Much has been made of the American novelist Jennifer Egan’s mutation, in her latest novel, from purveyor of metafiction and fragmentary, experimental narratives to creator of a solid piece of traditional realism. Manhattan Beach tells the story of a father and daughter in New York in the years in and around the second world war: Eddie is a mobster’s bagman, who disappears without apparent trace early on; Anna is left distraught, but is also a resilient striver, growing up to become the only female diver in Brooklyn’s Navy Yard. Betwixt and between them stands Dexter Styles, a nightclub owner and instrument of the mafia, swishing between cold malfeasance and a yearning for a life less compromised.

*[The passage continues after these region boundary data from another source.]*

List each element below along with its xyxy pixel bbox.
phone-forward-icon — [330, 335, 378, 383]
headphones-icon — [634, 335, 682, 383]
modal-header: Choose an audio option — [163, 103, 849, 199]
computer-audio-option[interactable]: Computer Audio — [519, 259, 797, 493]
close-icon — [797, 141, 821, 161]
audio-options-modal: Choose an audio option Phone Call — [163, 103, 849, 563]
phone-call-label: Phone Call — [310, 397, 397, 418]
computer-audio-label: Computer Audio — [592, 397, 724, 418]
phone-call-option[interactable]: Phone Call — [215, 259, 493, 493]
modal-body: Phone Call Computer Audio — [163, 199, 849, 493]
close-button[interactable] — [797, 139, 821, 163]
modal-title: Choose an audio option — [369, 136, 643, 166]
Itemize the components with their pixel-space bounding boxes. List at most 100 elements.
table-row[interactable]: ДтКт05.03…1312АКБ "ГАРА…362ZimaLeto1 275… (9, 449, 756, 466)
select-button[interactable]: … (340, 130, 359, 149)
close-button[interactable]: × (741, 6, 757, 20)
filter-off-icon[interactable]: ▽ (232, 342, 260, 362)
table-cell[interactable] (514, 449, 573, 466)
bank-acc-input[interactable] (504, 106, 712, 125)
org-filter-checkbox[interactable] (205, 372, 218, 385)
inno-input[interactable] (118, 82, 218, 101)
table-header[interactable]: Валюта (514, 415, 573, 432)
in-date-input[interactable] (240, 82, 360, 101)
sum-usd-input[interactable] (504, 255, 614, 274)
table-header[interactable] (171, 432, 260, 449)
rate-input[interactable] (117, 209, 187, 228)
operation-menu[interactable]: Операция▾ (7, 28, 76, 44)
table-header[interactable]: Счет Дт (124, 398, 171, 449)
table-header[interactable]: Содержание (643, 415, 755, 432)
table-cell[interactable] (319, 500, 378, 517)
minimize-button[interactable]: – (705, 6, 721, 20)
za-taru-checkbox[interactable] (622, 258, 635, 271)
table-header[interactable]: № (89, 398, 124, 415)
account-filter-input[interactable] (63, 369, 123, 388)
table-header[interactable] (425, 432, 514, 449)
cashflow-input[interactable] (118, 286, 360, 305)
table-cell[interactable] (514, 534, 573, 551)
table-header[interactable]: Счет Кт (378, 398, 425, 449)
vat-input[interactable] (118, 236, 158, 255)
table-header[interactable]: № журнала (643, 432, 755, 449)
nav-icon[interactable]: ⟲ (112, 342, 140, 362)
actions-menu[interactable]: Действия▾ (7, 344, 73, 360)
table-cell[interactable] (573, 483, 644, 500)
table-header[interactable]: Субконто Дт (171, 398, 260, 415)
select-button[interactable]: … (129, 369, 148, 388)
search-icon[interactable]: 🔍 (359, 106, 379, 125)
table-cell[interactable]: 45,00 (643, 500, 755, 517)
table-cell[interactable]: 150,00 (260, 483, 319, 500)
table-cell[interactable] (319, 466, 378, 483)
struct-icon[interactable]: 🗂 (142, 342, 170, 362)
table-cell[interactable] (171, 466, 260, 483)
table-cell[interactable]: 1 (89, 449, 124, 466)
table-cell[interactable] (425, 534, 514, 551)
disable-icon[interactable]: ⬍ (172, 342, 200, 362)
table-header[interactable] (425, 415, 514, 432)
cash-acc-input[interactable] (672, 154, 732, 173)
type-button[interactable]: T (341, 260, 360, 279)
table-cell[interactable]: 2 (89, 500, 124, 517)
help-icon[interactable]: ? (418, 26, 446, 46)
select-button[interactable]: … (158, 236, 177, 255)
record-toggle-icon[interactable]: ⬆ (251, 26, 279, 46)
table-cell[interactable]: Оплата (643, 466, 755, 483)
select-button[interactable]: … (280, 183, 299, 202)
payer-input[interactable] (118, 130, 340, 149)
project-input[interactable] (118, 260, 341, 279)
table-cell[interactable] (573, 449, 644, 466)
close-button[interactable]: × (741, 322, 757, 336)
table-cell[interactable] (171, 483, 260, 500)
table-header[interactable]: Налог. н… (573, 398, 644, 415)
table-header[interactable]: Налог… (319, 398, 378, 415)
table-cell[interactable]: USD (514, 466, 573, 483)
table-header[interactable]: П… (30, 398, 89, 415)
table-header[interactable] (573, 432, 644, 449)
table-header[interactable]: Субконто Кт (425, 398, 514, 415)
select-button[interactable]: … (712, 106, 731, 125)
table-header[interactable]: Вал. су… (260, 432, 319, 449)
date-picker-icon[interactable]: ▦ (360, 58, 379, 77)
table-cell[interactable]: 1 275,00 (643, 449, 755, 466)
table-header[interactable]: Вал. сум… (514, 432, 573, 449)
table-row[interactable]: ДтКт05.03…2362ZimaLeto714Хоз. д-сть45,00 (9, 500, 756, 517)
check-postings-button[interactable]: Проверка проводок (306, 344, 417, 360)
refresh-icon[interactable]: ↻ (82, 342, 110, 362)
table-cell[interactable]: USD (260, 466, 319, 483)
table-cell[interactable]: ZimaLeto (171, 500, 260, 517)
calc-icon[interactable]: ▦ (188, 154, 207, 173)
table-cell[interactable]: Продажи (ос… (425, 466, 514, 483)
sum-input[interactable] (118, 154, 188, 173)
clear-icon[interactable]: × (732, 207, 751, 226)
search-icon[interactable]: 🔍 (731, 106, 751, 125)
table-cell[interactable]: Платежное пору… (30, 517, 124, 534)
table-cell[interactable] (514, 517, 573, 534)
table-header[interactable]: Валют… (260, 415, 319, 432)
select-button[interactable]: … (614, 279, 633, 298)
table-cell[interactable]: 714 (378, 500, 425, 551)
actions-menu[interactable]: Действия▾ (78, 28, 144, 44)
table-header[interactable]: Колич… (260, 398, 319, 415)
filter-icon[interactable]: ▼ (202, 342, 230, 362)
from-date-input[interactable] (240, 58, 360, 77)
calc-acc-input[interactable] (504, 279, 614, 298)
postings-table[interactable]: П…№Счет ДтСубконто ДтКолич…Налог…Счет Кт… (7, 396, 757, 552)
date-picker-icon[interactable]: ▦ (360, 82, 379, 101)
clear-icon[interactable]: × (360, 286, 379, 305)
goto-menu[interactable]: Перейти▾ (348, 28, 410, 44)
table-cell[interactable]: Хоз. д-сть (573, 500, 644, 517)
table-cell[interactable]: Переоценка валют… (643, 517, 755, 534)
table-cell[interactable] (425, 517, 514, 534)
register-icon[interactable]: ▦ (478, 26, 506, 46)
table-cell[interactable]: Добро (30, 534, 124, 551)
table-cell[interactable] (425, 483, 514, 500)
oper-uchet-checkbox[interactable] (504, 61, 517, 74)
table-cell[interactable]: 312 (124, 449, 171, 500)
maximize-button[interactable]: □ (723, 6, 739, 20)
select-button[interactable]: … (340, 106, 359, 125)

But despite its appearance of solidity, Manhattan Beach shares with Egan’s Pulitzer Prize-winning A Visit from the Goon Squad and an earlier novel, The Keep, a vivid apprehension of the provisionality of human life and the onus on fiction to dispose itself accordingly in the attempt to capture it. Anna is a fan of Ellery Queen, eating up his tales of detection and suspense almost faster than the library can supply her. And yet she is aware of their shortcomings:
For all their varied and exotic settings, mystery novels seemed to happen in a single realm — a landscape vaguely familiar to Anna from long ago. Finishing one always left her disappointed, as if something about it had been wrong, an expectation unfulfilled.
That sense of nostalgia — a pull towards the half-remembered past that speaks of home — is one of the chimerical attributes of fiction that Egan seeks to probe and develop, and perhaps illuminates why she once described A Visit to the Goon Squad’s twin influences as Proust’s A La Recherche du Temps Perdu and the television mob show The Sopranos.